Quick intro for non-tech readers: RSS, in various flavors, is the predominant format for distributing information for frequently updated websites, often but not exclusively, blogs. There is a lesser-known, though better-defined, competitor format called "Atom" (think VHS vs. BetaMax or IBM PC vs. Apple Macintosh). I will not attempt to recap the whole RSS history:
The development of the RSS standard may very well be a good case study of how not to go about developing a software standard. But ... it's bigger than that. The whole story has a rather Biblical arc to it. As in Genesis, there are two creation stories. A later generation of the standard wrestles with its Creator and triumphs, and is given a new name, Atom. Throughout the story, on archived mailing lists over the web-- jealousy! deceit! one-upmanship! oneman-shipup! Divine retribution! (Somebody must have wished for that somewhere). And that's just within the RSS standard.
Rather, I'm watching the latest episode, involving an RSS "Advisory Board" that is said not to exist, of similarly mythic chronicle:
A community, which now it seems, must absorb the Nine Champions of RSS 2.0, because they have been banished from the round table that was the RSS Advisory Board. A Board that is no more, created by a man who resigned from it, and who gave up any intellectual ownership of the specification, but still retains ownership of the specification, to wit, making decisions about who is or is not on a board that no longer exists for a technical specification given intellectual property rights by a University that had little or no involvement with the specification, ...

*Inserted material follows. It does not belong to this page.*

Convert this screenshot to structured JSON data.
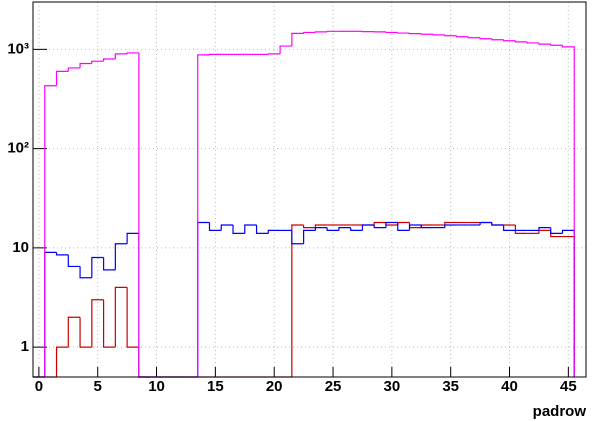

What I've seen commentators missing - and what makes it more a nighttime soap opera than daytime soap opera - is considering the $100 million (goal) venture capital fund around now. Which adds to the drama. That's a lot of money (it's not clear if it's actually $100 million, but that was the target). And such an amount of money has its own imperatives. And those are different from the things that bearded guys worry over.

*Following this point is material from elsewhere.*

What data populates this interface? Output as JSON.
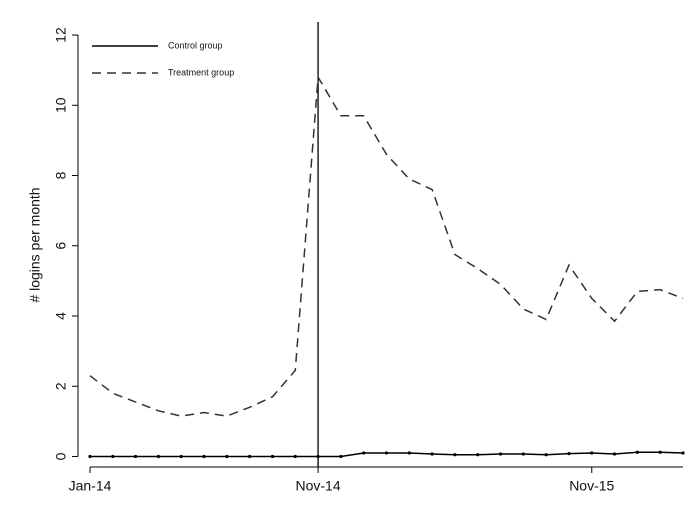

The RSS specification has become a money-ball. That is, given that Harvard owns the specification, and some of the same players involved there are also involved in a venture capital fund based on, drumroll, RSS - we're not in Kansas, err, geekland anymore. We're in Oz, err, business. There's disclosure, of course, but that doesn't change anything.
Now, my own disclosure, some of the following analysis is undoubtedly affected by my negative Harvard experiences, so that may unduly sour me. Or give me greater insight. We'll see. But my assessment is: The Money Rules. It's clear that The Money is nervous. There's activity by Microsoft, and other big corporations. Any hint that there might be anything which casts doubt on the stability, primacy, readiness, usability, etc, of the great big asset they are trying to leverage, frightens The Money. It Will Not Be Allowed. Advisory Board? Never heard of it. Some obscure matter of years ago.
If you are able to somehow convey that you will sooth The Money, you serve The Money, you wish nothing more in life than to help The Money make even more money ... then maybe that'll work. Otherwise, the answer will remain that the specification license allows it to be used as a basis by other efforts, which is a very polite way of saying get lost. Enjoy being "Advisory-Board-In-Exile". Or worse.
This, by the way, is a reason why I am extremely leery of Harvard nowadays. I want to avoid being involved in any disagreement where it's moral rightness or technical merit versus powerful lawyers. That's bringing the proverbial knife to a (hired-)gun fight. Any decisions will be made on the basis of the relative power of the parties. And that's a bad place to be for someone like me.
By Seth Finkelstein | posted in cyberblather | on February 19, 2006 11:58 PM (Infothought permalink)
The Money of which you speak is not the only cash on the table. There's also the VC invested in Newsgator, SixApart, Feedburner and Technorati, all of whom have representatives involved with the Board. With SixApart's new $12 million investment plonked down along with all the other VC moolah, I think that's a raise on the $20M which constitutes the reported part of The Money.
So the keepers of The Money aren't the only ones with a big pile of greenbacks on their minds.